Even in Australia, Christians who put God’s justice above human justice are also being arrested. Some here today have felt called to nonviolent action and civil disobedience. As part of the Love Makes a Way movement, they attend sit-ins in our local member’s office, seeking justice for asylum seekers; and some have been arrested for their troubles. Christians have been arrested and physically assaulted for breaking into Swan Island and disrupting military exercises; Christians have been publicly criticised by the church for advocating for survivors of clergy abuse; Christians have had their services picketed and disrupted when they have welcomed gay and lesbian people into their congregations. Jesus said, “They will hand you over to the powerful religious institutions and prisons,” and so it is. Being persecuted is something we should expect if we live out God’s culture. But, says Jesus, it’s also an opportunity: a chance to share God’s vision of a world where love, hope, peace and compassion prevail.
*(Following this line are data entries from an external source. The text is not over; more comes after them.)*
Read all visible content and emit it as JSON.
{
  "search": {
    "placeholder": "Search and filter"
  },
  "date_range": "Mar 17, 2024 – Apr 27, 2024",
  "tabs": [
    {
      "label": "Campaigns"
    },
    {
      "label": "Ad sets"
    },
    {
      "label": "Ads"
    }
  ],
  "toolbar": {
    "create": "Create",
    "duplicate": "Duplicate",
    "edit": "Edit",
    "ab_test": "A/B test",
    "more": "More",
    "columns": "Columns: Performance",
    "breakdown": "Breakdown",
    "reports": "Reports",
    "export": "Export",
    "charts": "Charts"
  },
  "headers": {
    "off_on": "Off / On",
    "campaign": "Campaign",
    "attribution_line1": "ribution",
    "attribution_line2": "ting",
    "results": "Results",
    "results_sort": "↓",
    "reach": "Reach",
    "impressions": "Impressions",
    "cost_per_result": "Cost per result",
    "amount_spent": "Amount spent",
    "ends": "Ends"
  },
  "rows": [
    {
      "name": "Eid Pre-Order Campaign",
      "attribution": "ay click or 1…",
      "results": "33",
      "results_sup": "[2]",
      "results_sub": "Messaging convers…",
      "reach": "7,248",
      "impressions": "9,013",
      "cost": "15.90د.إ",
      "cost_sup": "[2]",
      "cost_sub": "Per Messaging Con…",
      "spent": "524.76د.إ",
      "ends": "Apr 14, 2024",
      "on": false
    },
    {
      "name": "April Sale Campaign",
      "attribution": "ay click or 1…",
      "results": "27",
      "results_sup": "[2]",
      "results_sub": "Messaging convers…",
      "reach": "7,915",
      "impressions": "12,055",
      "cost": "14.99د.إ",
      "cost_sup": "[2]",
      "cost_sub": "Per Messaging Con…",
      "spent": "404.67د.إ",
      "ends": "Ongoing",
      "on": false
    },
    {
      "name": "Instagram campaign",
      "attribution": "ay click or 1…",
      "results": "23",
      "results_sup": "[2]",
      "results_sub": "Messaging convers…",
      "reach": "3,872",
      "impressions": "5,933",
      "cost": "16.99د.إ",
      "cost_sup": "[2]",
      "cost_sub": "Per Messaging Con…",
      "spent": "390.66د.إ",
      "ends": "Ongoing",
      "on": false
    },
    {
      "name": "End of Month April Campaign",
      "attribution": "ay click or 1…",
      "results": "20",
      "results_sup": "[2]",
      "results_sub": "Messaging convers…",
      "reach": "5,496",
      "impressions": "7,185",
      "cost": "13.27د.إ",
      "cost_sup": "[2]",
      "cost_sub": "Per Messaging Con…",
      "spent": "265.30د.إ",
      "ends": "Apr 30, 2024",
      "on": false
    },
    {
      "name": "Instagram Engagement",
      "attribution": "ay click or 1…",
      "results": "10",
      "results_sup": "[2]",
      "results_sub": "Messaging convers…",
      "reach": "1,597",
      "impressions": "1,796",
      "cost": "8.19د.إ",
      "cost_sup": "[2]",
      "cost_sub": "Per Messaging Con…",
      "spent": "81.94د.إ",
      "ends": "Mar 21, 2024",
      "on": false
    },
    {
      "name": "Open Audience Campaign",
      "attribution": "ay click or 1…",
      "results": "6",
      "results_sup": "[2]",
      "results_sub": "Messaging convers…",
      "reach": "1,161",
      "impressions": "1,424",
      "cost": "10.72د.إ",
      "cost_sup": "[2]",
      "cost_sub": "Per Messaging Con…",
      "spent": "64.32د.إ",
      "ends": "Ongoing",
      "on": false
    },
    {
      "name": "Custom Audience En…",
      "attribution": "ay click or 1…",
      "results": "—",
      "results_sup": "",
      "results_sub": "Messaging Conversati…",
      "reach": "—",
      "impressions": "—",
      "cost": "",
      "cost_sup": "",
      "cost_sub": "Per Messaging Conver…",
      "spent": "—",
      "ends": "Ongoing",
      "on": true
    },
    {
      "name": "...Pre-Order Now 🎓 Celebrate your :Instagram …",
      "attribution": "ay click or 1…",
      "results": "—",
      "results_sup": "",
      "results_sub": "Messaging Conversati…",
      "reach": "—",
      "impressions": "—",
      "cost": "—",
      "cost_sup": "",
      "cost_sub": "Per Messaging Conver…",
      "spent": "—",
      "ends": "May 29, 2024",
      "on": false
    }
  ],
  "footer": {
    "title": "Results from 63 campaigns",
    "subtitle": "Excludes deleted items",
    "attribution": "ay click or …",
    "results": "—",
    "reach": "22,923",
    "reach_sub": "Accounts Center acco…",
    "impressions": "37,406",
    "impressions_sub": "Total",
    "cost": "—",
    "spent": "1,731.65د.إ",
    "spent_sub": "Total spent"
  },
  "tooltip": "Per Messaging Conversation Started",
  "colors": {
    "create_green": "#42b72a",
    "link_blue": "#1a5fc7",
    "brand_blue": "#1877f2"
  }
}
In other words, when you are persecuted by the powerful for living God’s culture, don’t retaliate, and don’t back down. Instead, keep calm, and carry on.
It’s not just the authorities who will push back. Jesus warns that some of his disciples will be betrayed even by their own families. And this is a dangerous reality for some Christians in other countries. Even here, many of us have been criticised, mocked, or manipulated by families who can’t understand, and even hate, the choices we have made because we are followers of Jesus. Perhaps we have decided not to use physical violence to punish our children; perhaps we are trying to free our marriages from suffocating gender norms; perhaps we have chosen to work for love, not money; perhaps we have prioritised Jesus’ values over our family’s values—for these and other reasons, living in God’s culture can make our families furious. But, says Jesus, this is normal. Stand your ground. Keep calm, and carry on.
For your life is lived in God. And when you hand your life over to God, you are alive, fully alive, and not a hair on your head will be lost. So live in God’s justice, not the world’s justice; seek God’s peace, not the world’s peace. Terrifying events and violent world leaders and terrible wars and civil strife and natural disasters and family conflict will all happen. There will be people and authorities who will hate you. But Jesus is not going to come charging out of the skies on a white horse and annihilate them all. Nor will he turn up heralded by a supermoon or a famine, a tsunami or a nuclear war. Instead, he has already come, as a vulnerable baby born into a marginal family on the move. He has already come: and we, his followers, have already been commissioned. And our call is simple: to serve him and to participate in God’s healing of the world with love. And we are already equipped. For when we live in him, his Spirit is with us, and will give us the words and the attitudes of love.
So whatever happens—elections, arrests, family strife, natural disaster—don’t lose your head, and don’t panic. Instead, pray, open yourself to the Spirit’s guidance, and carry on serving the God whose grace makes you sufficient. For our hope is in the long run and, in the long run, we know: love will always transform hate. Amen. Ω
A reflection on Luke 21:5:19 given to Sanctuary, 13 November 2016.